Rejecting arguments that Florida's Sunshine Law was violated, an appeals court Tuesday upheld a 14.5 percent increase in workers' compensation insurance rates that began to hit businesses in December.
A three-judge panel of the 1st District Court of Appeal, in a 19-page decision, overturned a Leon County circuit judge's ruling that would have invalidated the closely watched rate hike.
The case, filed by James F. Fee Jr., a Miami attorney who represents injured workers, has focused heavily on the activities of the National Council on Compensation Insurance, an organization that files rate proposals with the state for insurers.
Leon County Circuit Judge Karen Gievers ruled in November that the organization, commonly known as NCCI, did not comply with the Sunshine Law last year in the lead-up to the state Office of Insurance Regulation approving the 14.5 percent rate hike.
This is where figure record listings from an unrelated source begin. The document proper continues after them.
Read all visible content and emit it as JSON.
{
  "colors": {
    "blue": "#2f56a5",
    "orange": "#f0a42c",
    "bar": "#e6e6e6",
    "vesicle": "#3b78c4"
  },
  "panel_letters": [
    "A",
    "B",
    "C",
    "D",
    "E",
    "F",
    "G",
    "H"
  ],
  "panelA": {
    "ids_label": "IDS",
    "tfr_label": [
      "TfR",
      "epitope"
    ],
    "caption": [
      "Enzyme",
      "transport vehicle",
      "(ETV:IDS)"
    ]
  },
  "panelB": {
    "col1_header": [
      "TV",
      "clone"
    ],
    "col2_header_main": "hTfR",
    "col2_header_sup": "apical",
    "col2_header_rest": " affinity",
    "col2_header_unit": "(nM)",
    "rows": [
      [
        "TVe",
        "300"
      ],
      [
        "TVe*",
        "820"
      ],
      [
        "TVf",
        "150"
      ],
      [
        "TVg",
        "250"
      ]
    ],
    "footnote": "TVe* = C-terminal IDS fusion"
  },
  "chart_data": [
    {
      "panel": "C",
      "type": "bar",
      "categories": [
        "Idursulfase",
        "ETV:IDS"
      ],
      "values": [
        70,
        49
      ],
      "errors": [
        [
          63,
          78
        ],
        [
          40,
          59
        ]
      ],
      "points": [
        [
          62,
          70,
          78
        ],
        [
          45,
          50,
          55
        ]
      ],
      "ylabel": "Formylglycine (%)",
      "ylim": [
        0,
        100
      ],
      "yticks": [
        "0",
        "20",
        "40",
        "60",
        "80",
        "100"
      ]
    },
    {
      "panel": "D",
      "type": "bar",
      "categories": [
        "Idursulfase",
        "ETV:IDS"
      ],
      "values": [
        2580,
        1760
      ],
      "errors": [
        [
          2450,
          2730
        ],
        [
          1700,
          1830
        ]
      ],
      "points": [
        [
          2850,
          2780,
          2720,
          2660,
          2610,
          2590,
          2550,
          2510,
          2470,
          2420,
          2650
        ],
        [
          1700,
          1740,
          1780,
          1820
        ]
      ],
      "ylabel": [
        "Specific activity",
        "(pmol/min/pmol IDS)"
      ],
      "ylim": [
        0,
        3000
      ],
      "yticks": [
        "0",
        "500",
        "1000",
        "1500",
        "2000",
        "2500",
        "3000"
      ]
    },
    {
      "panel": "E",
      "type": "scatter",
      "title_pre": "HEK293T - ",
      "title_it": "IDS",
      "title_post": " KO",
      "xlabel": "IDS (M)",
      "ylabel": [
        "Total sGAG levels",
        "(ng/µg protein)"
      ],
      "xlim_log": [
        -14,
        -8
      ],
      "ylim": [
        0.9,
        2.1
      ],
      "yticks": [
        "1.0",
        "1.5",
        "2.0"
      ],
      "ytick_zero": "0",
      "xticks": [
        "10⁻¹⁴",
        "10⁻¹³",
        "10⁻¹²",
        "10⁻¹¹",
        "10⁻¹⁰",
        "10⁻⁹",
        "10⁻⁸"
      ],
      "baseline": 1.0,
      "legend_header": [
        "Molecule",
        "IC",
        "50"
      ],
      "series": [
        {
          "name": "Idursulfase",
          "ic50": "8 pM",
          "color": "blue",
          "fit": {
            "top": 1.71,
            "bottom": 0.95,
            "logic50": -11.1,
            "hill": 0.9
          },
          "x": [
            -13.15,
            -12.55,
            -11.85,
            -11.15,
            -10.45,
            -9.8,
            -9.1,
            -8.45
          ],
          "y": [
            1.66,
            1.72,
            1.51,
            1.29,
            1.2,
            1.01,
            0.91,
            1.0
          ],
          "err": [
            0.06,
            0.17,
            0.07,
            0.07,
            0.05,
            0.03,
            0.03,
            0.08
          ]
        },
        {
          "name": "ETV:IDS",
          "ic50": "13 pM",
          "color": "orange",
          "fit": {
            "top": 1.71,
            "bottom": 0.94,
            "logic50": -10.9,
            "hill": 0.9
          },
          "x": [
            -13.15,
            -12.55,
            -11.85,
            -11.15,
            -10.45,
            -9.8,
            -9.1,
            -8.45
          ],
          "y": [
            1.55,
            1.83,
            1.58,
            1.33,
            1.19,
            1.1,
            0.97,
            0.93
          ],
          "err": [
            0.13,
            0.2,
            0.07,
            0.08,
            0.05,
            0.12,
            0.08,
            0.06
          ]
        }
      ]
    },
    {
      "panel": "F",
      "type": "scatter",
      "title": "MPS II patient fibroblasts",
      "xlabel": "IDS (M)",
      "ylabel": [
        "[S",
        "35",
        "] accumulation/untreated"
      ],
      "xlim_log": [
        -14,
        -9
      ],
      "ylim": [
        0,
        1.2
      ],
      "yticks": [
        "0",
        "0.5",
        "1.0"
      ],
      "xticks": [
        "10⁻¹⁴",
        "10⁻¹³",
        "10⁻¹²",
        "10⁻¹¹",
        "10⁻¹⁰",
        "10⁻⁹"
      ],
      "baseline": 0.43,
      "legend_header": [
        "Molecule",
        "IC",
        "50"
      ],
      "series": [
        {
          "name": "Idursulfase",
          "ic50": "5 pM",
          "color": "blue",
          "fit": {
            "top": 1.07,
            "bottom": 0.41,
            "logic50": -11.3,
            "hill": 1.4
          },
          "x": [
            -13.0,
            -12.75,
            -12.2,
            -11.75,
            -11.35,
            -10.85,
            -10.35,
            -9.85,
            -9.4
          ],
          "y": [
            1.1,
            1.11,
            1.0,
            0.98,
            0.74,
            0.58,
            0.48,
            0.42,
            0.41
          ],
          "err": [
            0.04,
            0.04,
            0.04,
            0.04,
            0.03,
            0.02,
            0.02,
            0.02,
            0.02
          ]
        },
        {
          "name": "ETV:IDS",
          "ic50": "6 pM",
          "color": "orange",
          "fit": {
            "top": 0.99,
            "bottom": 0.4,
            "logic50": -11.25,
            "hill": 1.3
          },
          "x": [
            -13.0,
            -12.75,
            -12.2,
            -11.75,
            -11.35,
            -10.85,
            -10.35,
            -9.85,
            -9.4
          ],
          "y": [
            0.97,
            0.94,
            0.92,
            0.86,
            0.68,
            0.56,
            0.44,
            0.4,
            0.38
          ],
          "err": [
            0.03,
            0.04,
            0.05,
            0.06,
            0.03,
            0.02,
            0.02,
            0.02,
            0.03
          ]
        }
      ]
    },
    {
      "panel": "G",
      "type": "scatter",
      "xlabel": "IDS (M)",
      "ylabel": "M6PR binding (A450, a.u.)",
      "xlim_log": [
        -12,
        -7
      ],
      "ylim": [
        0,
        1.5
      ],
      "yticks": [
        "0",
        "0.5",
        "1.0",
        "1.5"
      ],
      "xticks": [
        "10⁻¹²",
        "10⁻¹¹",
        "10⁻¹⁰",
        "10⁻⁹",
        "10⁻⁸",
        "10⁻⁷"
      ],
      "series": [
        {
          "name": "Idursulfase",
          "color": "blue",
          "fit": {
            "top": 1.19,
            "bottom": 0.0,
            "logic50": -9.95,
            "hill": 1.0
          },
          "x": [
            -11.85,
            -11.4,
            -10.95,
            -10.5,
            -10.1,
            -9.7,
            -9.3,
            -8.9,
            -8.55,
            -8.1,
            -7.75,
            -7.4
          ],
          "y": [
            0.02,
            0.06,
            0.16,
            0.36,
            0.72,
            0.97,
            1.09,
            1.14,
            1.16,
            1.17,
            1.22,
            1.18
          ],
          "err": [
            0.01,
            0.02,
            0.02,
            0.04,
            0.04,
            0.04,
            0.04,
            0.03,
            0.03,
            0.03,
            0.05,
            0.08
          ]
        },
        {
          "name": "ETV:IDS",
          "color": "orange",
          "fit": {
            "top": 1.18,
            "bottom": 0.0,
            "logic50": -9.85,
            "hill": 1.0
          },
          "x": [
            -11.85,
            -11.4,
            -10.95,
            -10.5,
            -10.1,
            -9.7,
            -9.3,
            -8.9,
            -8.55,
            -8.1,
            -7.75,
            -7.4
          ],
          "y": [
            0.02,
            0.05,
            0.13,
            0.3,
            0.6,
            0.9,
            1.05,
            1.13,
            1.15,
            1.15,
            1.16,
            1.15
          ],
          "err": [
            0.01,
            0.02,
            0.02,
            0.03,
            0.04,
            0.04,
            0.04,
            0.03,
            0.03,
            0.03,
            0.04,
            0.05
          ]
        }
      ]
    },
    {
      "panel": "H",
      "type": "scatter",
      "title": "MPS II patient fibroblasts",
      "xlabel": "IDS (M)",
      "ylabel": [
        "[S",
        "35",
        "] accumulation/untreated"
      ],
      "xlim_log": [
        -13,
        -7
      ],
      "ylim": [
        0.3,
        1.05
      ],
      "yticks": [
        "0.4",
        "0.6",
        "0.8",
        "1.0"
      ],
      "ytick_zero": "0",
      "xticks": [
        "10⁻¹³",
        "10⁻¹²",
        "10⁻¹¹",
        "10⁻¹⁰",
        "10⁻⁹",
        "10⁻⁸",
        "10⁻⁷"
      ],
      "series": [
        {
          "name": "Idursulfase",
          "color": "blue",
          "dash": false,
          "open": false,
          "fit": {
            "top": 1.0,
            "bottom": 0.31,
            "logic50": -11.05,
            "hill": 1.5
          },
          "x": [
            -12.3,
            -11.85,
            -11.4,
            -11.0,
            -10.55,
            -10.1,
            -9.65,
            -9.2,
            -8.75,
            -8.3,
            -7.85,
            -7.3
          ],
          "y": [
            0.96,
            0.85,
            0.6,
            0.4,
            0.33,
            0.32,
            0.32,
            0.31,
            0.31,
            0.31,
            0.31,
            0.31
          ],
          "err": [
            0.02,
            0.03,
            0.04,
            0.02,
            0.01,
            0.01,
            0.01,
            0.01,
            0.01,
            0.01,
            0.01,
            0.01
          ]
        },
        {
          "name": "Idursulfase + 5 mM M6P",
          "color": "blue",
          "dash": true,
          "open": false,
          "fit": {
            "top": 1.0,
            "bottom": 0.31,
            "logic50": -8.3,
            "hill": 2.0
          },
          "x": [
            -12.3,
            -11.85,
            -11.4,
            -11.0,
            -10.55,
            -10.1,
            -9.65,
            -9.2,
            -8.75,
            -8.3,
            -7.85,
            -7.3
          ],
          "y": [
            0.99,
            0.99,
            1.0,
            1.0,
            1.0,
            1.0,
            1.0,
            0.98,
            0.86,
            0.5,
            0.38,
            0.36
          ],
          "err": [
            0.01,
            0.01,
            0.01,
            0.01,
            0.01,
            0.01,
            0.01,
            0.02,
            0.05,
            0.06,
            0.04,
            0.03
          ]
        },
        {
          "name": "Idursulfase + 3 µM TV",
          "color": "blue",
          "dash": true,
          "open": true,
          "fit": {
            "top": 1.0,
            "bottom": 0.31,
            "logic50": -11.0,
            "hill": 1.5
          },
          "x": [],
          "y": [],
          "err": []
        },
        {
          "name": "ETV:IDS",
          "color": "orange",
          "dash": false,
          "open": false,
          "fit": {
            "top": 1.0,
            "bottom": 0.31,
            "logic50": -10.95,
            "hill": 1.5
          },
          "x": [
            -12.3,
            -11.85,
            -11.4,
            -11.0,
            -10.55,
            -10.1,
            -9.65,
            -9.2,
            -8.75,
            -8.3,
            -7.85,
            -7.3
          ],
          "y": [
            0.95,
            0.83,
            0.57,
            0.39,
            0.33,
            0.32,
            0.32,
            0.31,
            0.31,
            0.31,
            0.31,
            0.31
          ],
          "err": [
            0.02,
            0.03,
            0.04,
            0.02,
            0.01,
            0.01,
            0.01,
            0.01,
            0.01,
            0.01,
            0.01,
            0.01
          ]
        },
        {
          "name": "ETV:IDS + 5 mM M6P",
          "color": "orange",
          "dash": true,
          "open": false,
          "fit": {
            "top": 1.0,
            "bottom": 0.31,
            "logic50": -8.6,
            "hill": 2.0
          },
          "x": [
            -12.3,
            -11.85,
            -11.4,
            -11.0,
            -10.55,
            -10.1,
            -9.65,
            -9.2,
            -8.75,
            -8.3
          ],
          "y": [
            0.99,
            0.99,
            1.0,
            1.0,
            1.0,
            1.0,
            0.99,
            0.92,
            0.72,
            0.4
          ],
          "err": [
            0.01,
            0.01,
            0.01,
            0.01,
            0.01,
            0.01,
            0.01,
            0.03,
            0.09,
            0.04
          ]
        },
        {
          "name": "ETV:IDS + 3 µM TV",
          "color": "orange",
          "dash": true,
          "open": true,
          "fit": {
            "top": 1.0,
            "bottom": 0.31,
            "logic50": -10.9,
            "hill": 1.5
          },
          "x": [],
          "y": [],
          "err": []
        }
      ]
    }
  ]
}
Gievers pointed, in part, to a state law that requires open meetings when rating organizations, such as NCCI, hold committee meetings to discuss workers' compensation rate changes.
But the appeals court Tuesday rejected Gievers' conclusions. The court said, for example, that NCCI did not use a committee in determining proposed rate hikes — and, as a result, was not subject to the Sunshine Law requirement dealing with committee meetings. The court said an NCCI actuary, Jay Rosen, did rate determinations in Florida.
“This unique extension of the Sunshine Law applies only when the rate-determination committee of a rating organization meets to determine workers' compensation insurance rates,” said the decision, written by appeals-court Judge Lori Rowe and joined by judges Susan Kelsey and Harvey Jay. “NCCI argues, and it is undisputed, that no committee at NCCI has been charged with the responsibility for determining worker's compensation insurance rates in over 25 years.”
The 14.5 percent rate hike, approved by regulators in October, has been part of a high-profile debate during the past year about Florida workers' compensation system. The debate largely stemmed from two Florida Supreme Court rulings last spring that found parts of the workers' compensation system unconstitutional, including a law that strictly limited the fees paid to injured workers' attorneys.
After the rulings, NCCI initially requested a 19.6 percent rate increase for workers' compensation insurers. Regulators later approved the smaller 14.5 percent hike, which began to take effect Dec. 1.
Though Gievers said the rate increase should be invalidated, it was allowed to move forward as NCCI and the Office of Insurance Regulation pursued the appeal.
Meanwhile, business groups lobbied the Legislature to revamp workers' compensation insurance laws to reduce rates. That effort failed last week when the House and Senate could not agree on key issues such as limiting attorney fees.